Senza la conoscenza di parametri come l’OEE (Overall Equipment Effectiveness – livello di efficacia globale dell’impianto), ma anche l’MTTR (Mean Time To Repair – tempo medio di riparazione) e l’MTBF (Mean Time Between Failures – tempo medio tra i guasti) è impossibile dare priorità agli interventi e misurare il ROI (Return on investment).
Soluzioni e strategie
Per superare queste sfide, è necessario un cambio di passo che possa combinare tecnologia e gestione e che può essere riassunto in tre punti principali.
Integrazione tra uomo e tecnologia
Equipaggiare le macchine con sensori intelligenti e interfacce intuitive è solo l’inizio. Questo approccio non mira a sostituire l’operatore, bensì lo guida nel processo di controllo e manutenzione attraverso avvisi e segnalazioni; il “quando” e “dove” è fondamentale per poter intervenire in tempo reale.
Investimento nel capitale umano
Come accennato, la formazione è necessaria così come la sua continuità e specificità. Trasformare un operatore in un conduttore d’impianto consapevole significa fornirgli strumenti fondamentali per comprendere il linguaggio della macchina. In questo modo si ottengono un maggiore engagement del personale e una manutenzione non più reattiva ma proattiva.
Analisi dei “Big Data” per il miglioramento continuo
L’utilizzo di software di gestione della manutenzione (CMMS) integrati con i sistemi di produzione permette di superare la manutenzione programmata per passare alla CbM (
Condition-based maintenance), ovvero la manutenzione basata sulle condizioni reali. Identificare i “micro-stop” (i piccoli fermi di pochi secondi spesso ignorati) può senz’altro aiutare a individuare perdite di produttività enormi nel lungo periodo.
I vantaggi competitivi: il ROI
Un’azienda che riesce a implementare con successo il TPM ottiene più vantaggi tangibili. Primo fra tutti un aumento della capacità produttiva, poiché l’approccio TPM permette di produrre di più grazie alla riduzione di tutti i tempi morti senza aumentare il numero di macchine.
Una produzione fluida e senza intoppi permette di rispondere più velocemente alle richieste del mercato, generando una riduzione del lead time e, infine, ridurre gli scarti e ottimizzare i consumi energetici (spesso legati a macchinari non perfettamente regolati) allinea l’azienda agli obiettivi di sostenibilità.
La filosofia Murrelektronik si sposa con l’approccio TPM
Murrelektronik sviluppa tecnologie pensate anche per supportare l’implementazione TPM. Il portfolio di dispositivi, come ad esempio moduli IO-Link, switch industriali e il sistema Vario-X, integrano direttamente funzionalità avanzate di diagnostica e controllo, trasformando ogni nodo della rete in un punto attivo di monitoraggio e intervento.
L’approccio Murrelektronik verso una digitalizzazione decentralizzata consente di portare l’intelligenza direttamente a bordo macchina, riducendo la complessità dei collegamenti e aumentando la rapidità di reazione ai guasti.
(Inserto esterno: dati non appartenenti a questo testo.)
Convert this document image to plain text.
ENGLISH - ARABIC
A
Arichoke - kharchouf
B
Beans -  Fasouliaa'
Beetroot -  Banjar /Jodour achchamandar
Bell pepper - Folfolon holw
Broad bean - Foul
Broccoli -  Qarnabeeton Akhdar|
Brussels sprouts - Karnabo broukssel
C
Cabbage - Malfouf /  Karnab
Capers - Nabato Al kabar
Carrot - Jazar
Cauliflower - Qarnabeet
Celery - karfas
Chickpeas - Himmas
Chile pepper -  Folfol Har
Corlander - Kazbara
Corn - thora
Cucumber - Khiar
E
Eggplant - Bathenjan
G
Tutto ciò si sposa perfettamente con l’adozione del Digital Twin: simulare, testare e ottimizzare le operazioni prima ancora della messa in funzione, abilitando così la manutenzione predittiva basata su dati reali e scenari simulati.
Il TPM non è un progetto “chiavi in mano”, ma il risultato di una trasformazione tecnologico-culturale che richiede tempo, pazienza e una visione chiara. La sfida non è solo scegliere i componenti migliori per l’automazione, ma creare un ecosistema dove tecnologia e competenza umana collaborino per eliminare alla radice le inefficienze. In un mercato globale che non ammette rallentamenti, il TPM non è più un’opzione, ma una necessità strategica.